When I tell people what we do, they are astounded that we are willing to devote most of our Saturday mornings for six months of the year to church. Astounded at the sheer labor intensity of cooking massive amounts of chicken and ground beef, stirring and cooling gallons of soup, peeling bushels of potatoes and apples, and rolling endless numbers of pie crusts. Astounded at the amount of planning and shopping and folding of boxes and schlepping of food down the steps to the freezers.  Astounded that this is not a once-and-done weekend marathon but an ongoing project for half the year, and that our church members happily volunteer to do it.

But they don’t see the powerful impact of this project from the inside. Yes, the profits go to support a variety of outreach ministries in the community. But I think what happens to those of us doing the cooking may be where the true ministry lies. We share our stories while we chop onions. We vent our worries and fears while rolling pie crusts. We laugh at the latest antics of grandchildren or pets while we load the cantankerous dishwasher.  We sit down afterwards to rest and share a communion of sorts. Coffee and baked goods after the liturgy of the kitchen.

One of our elderly parishioners used to come in every week to fold pie boxes or paste labels on items. He was disappointed if there were no boxes to fold. Someone would always keep an eye on him when he toddled down the treacherous stairs to the restroom.

Another gentleman only comes on days when we’re peeling potatoes or apples. He sits in the circle gathered around the trash can where we throw the peels, and regales us with stories of his days in the British Navy.

Freezer sale potato peeling

A young woman away at college pursuing her culinary dreams comes home for a weekend and shows us everything she’s learned about biscuit dough.

When we need something, whether it’s a few new skillets or a few new freezers, someone among us steps up and makes sure we get it.

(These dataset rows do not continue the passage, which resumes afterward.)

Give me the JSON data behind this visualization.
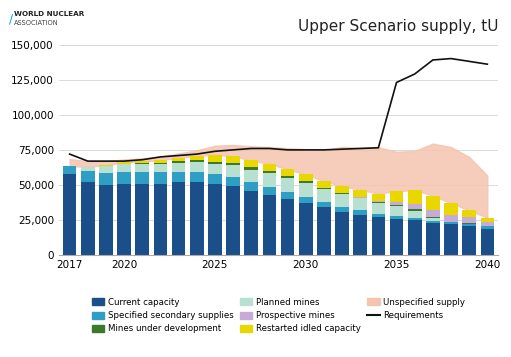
{
  "title": "Upper Scenario supply, tU",
  "years": [
    2017,
    2018,
    2019,
    2020,
    2021,
    2022,
    2023,
    2024,
    2025,
    2026,
    2027,
    2028,
    2029,
    2030,
    2031,
    2032,
    2033,
    2034,
    2035,
    2036,
    2037,
    2038,
    2039,
    2040
  ],
  "current_capacity": [
    58000,
    52000,
    50000,
    51000,
    51000,
    51000,
    52000,
    52000,
    51000,
    49000,
    46000,
    43000,
    40000,
    37000,
    34000,
    31000,
    29000,
    27000,
    26000,
    25000,
    23000,
    22000,
    21000,
    19000
  ],
  "specified_secondary": [
    5500,
    8000,
    8500,
    8500,
    8500,
    8000,
    7500,
    7500,
    7000,
    6500,
    6000,
    5500,
    5000,
    4500,
    4000,
    3500,
    3000,
    2500,
    2000,
    1800,
    1500,
    1500,
    1500,
    1500
  ],
  "planned_mines": [
    0,
    3000,
    5000,
    5500,
    5500,
    6000,
    6500,
    7000,
    7000,
    8500,
    9000,
    10000,
    10000,
    10000,
    9000,
    9000,
    8500,
    8000,
    7000,
    5000,
    2000,
    0,
    0,
    0
  ],
  "mines_under_development": [
    0,
    0,
    0,
    200,
    500,
    700,
    1000,
    1200,
    1500,
    1500,
    1500,
    1500,
    1200,
    1000,
    800,
    600,
    500,
    400,
    700,
    1000,
    1000,
    500,
    500,
    200
  ],
  "prospective_mines": [
    0,
    0,
    0,
    0,
    0,
    0,
    0,
    0,
    0,
    0,
    0,
    0,
    0,
    0,
    0,
    0,
    500,
    1000,
    2000,
    3500,
    5000,
    5000,
    4000,
    3000
  ],
  "restarted_idled": [
    0,
    0,
    500,
    1000,
    1500,
    2000,
    2500,
    3000,
    5000,
    5000,
    5000,
    5000,
    5000,
    5000,
    5000,
    5000,
    5000,
    5000,
    8000,
    10000,
    10000,
    8000,
    5000,
    3000
  ],
  "unspecified_supply": [
    5000,
    4000,
    3000,
    2000,
    2000,
    2500,
    3000,
    4000,
    6500,
    8000,
    10000,
    12000,
    15000,
    18000,
    22000,
    28000,
    30000,
    33000,
    28000,
    28000,
    37000,
    40000,
    38000,
    30000
  ],
  "requirements": [
    72000,
    67000,
    67000,
    67000,
    68000,
    70000,
    71000,
    72000,
    74000,
    75000,
    76000,
    76000,
    75000,
    75000,
    75000,
    75500,
    76000,
    76500,
    123000,
    129000,
    139000,
    140000,
    138000,
    136000
  ],
  "colors": {
    "current_capacity": "#1a4f8a",
    "specified_secondary": "#2e9ec4",
    "planned_mines": "#b8e0d0",
    "mines_under_development": "#3a7a28",
    "prospective_mines": "#c8aad8",
    "restarted_idled": "#e8d800",
    "unspecified_supply": "#f5c4b0",
    "requirements": "#111111"
  },
  "ylim": [
    0,
    155000
  ],
  "yticks": [
    0,
    25000,
    50000,
    75000,
    100000,
    125000,
    150000
  ],
  "xlim": [
    2016.4,
    2040.6
  ],
  "xticks": [
    2017,
    2020,
    2025,
    2030,
    2035,
    2040
  ],
  "bar_width": 0.75
}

We bring what we have to the kitchen. Whether it’s cooking skills or financial skills to figure out the pricing or connections to farmers who can get us good produce or simply a willingness to help, it is all welcomed and needed and cherished, as is every person who shows up on Saturday morning and says, “What can I do?”

Bev with corn

Just like worship in the sanctuary, work in the church kitchen requires blind faith. While we husk corn on a hot summer morning, we don’t see the elderly widow savoring her chicken corn soup on a cold night three months later. While we wait for the onions to caramelize, we don’t see the family tearing into chicken enchiladas while an exhausted mom sips a glass of wine, knowing her children will be fed something nourishing that they enjoy. Nor do we see the college student microwaving a container of homemade mac and cheese while cramming for exams, a welcome change from his usual fare of pizza or ramen noodles. We don’t see what our profits may provide—a winter coat for a child, a rental or fuel oil payment, Christmas gifts in a room that might otherwise be empty.

We know that our faith is a lot like the freezer sale— not a once-and-done Sunday only project, but an ongoing effort that requires lots of people helping us along the way. That it’s not always easy and that we don’t give up even when the dishwasher leaks and the soup won’t thicken, and we run out of cheese for the quiches. That we believe in the far-reaching and abundant Grace of something we can’t see or touch. That showing up in the church kitchen on Saturday mornings is our way of saying, “Here I am, Lord. What can I do?”